His decision is the latest in a cultural backlash against Denmark which on Tuesday passed the measures aimed at deterring refugees from seeking asylum.

Cartoons in newspapers around the world lambasted the move, including one by Steve Bell in Britain's Guardian showing Danish Prime Minister Lars Lokke Rasmussen wearing a Nazi-like uniform.

Ai, known for his criticism of China's human rights record, said in an Instagram post on Wednesday he was shocked the Danish government had "decided to seize refugees' private property".

"As a result of this regrettable decision, I must withdraw from your exhibition "A New Dynasty.Created In China" to express my protest of the Danish government's decision," Ai said, addressing exhibition organizers at art museum ARoS in Aarhus.

"The way I can protest is that I can withdraw my works from that country. It is very simple, very symbolic — I cannot co-exist, I cannot stand in front of these people, and see these policies," he told The Guardian.

"It is a personal act, very simple; an artist trying not just to watch events but to act, and I made this decision spontaneously."

Ai's work "Yu Yi", a 12-meter-long man made of bamboo, is part of the exhibition of Chinese contemporary art which ARoS has run since November. It was due to end in May.
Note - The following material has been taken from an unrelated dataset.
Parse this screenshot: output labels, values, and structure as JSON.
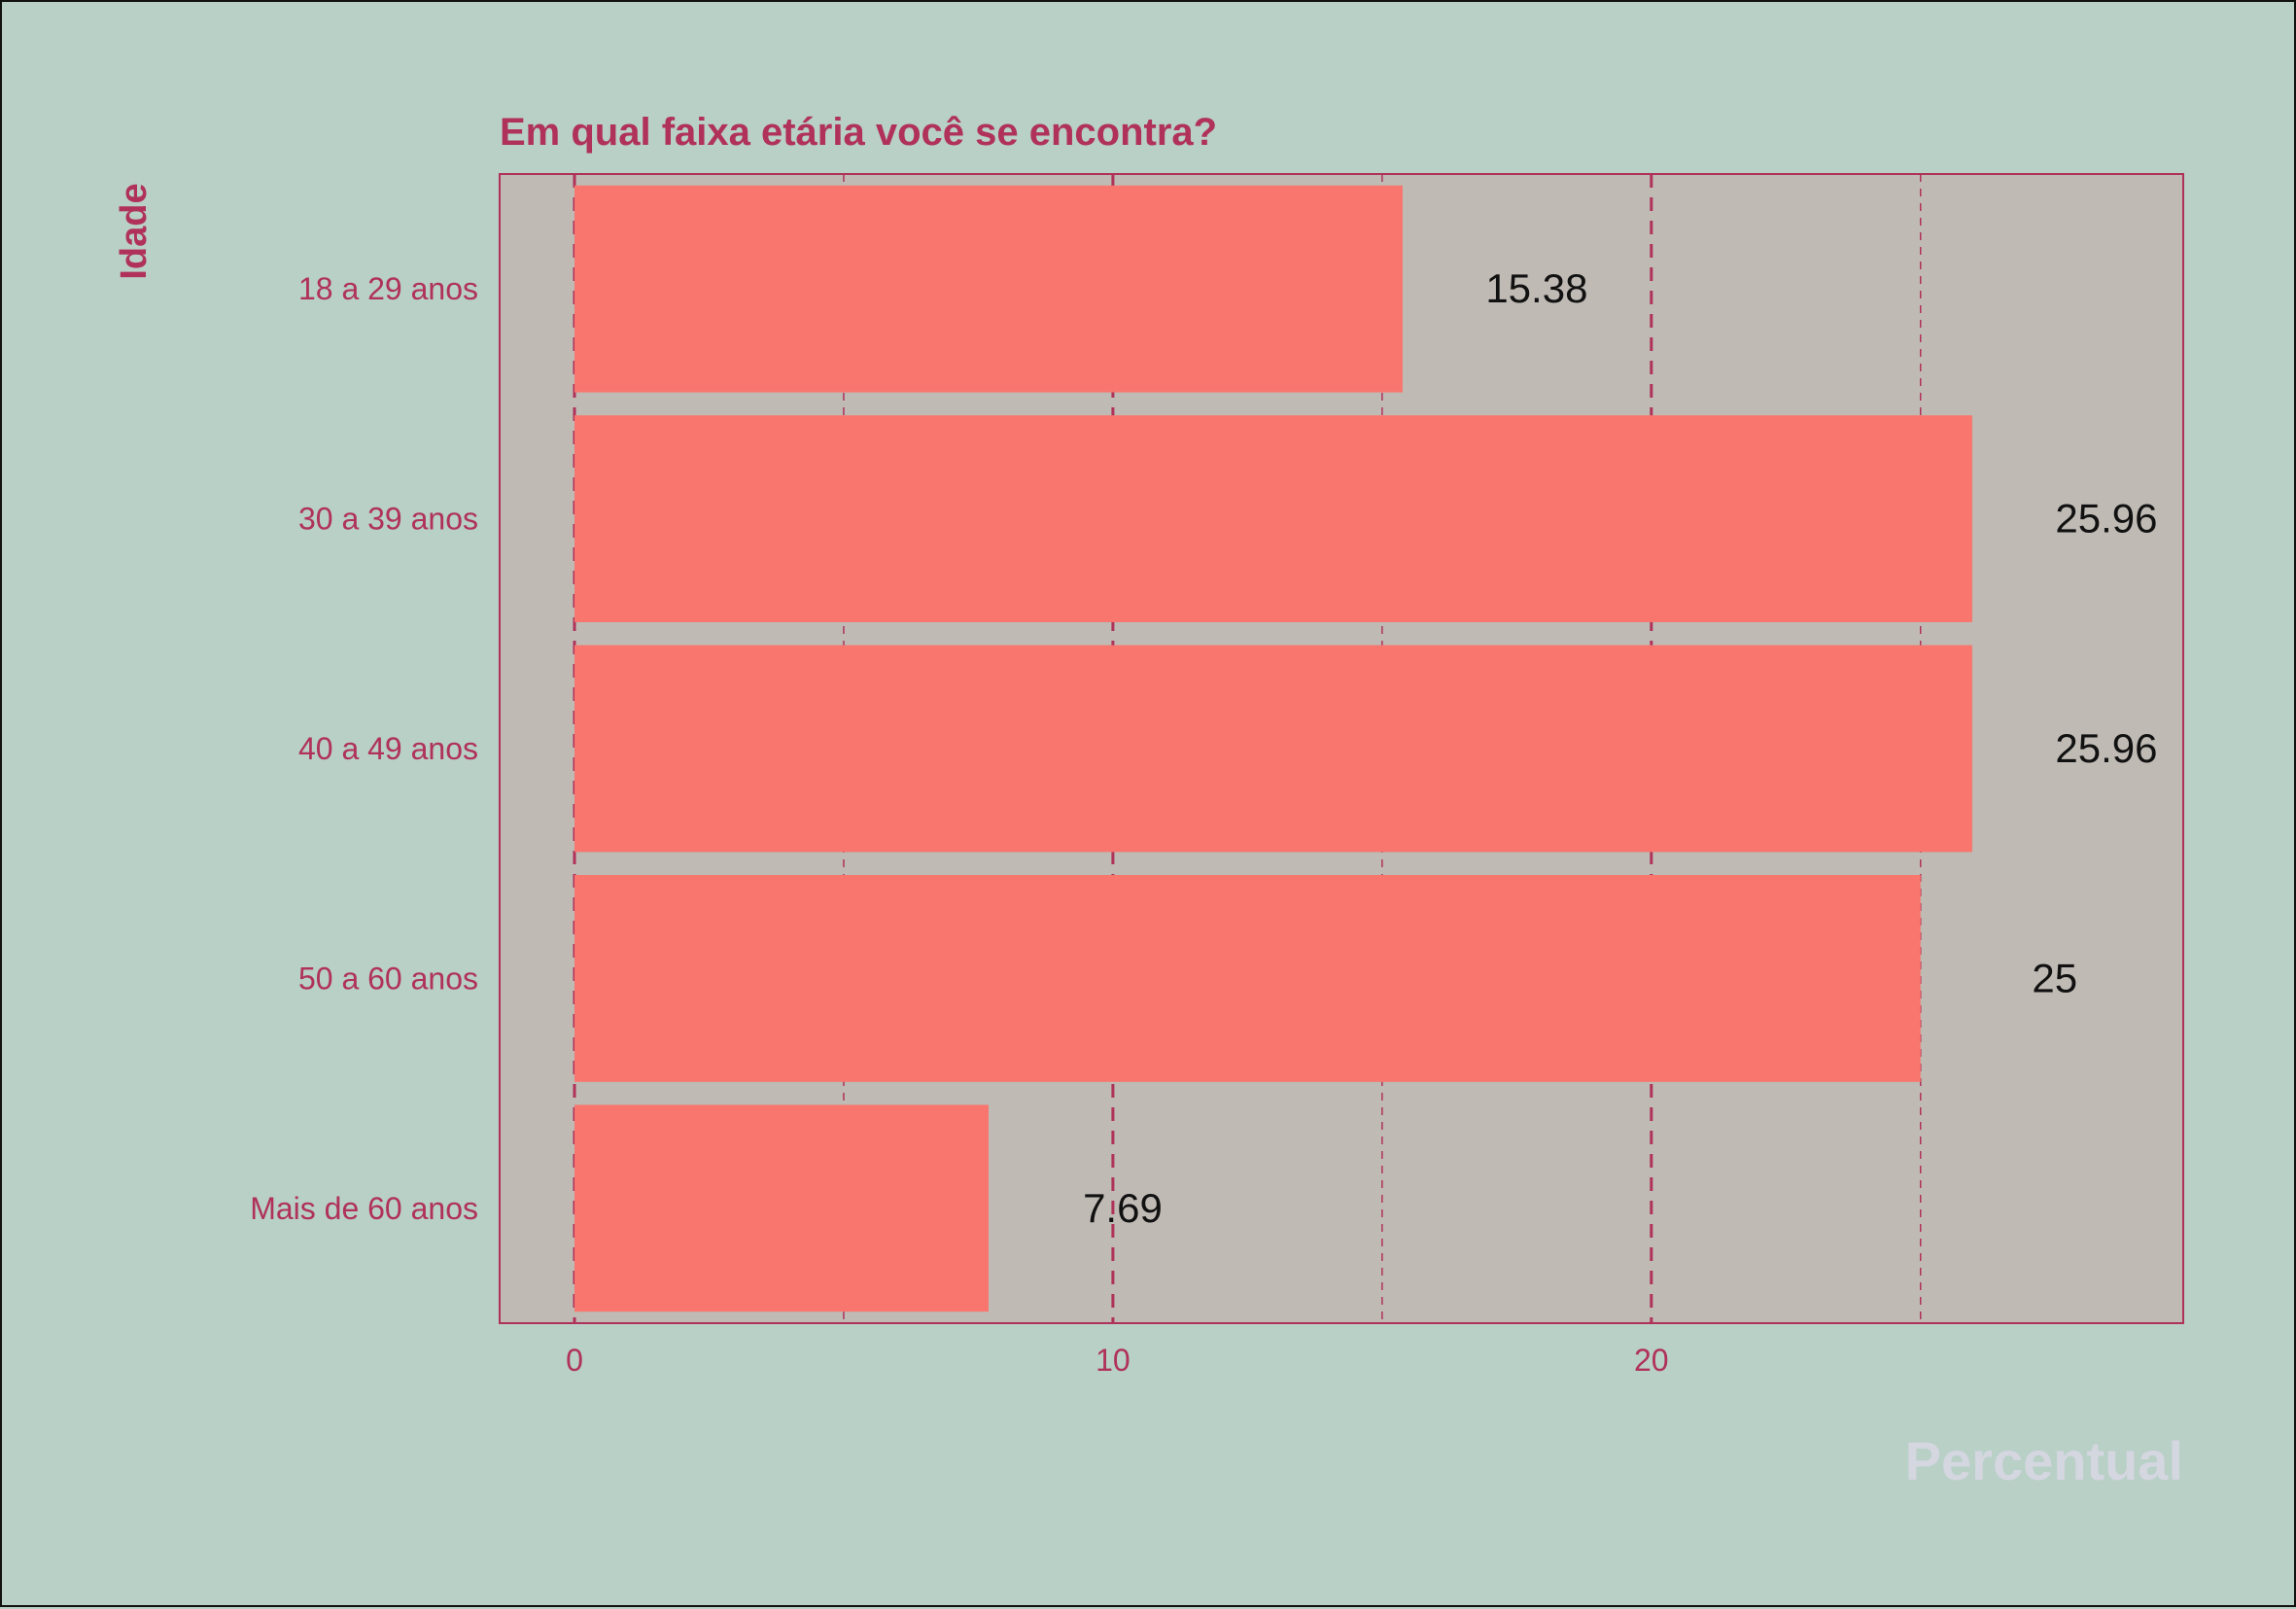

"We are now awaiting further developments," the museum said.

Ai said he was also closing his exhibition "Ruptures" at the Faurschou Foundation in Copenhagen.

The prime minister's office and the Culture Ministry did not immediately respond to requests for comment.

Last year Ai accused Lego of censorship after the Danish toymaker initially declined to fulfill a bulk order for him due to his political activism. Lego later dropped restrictions.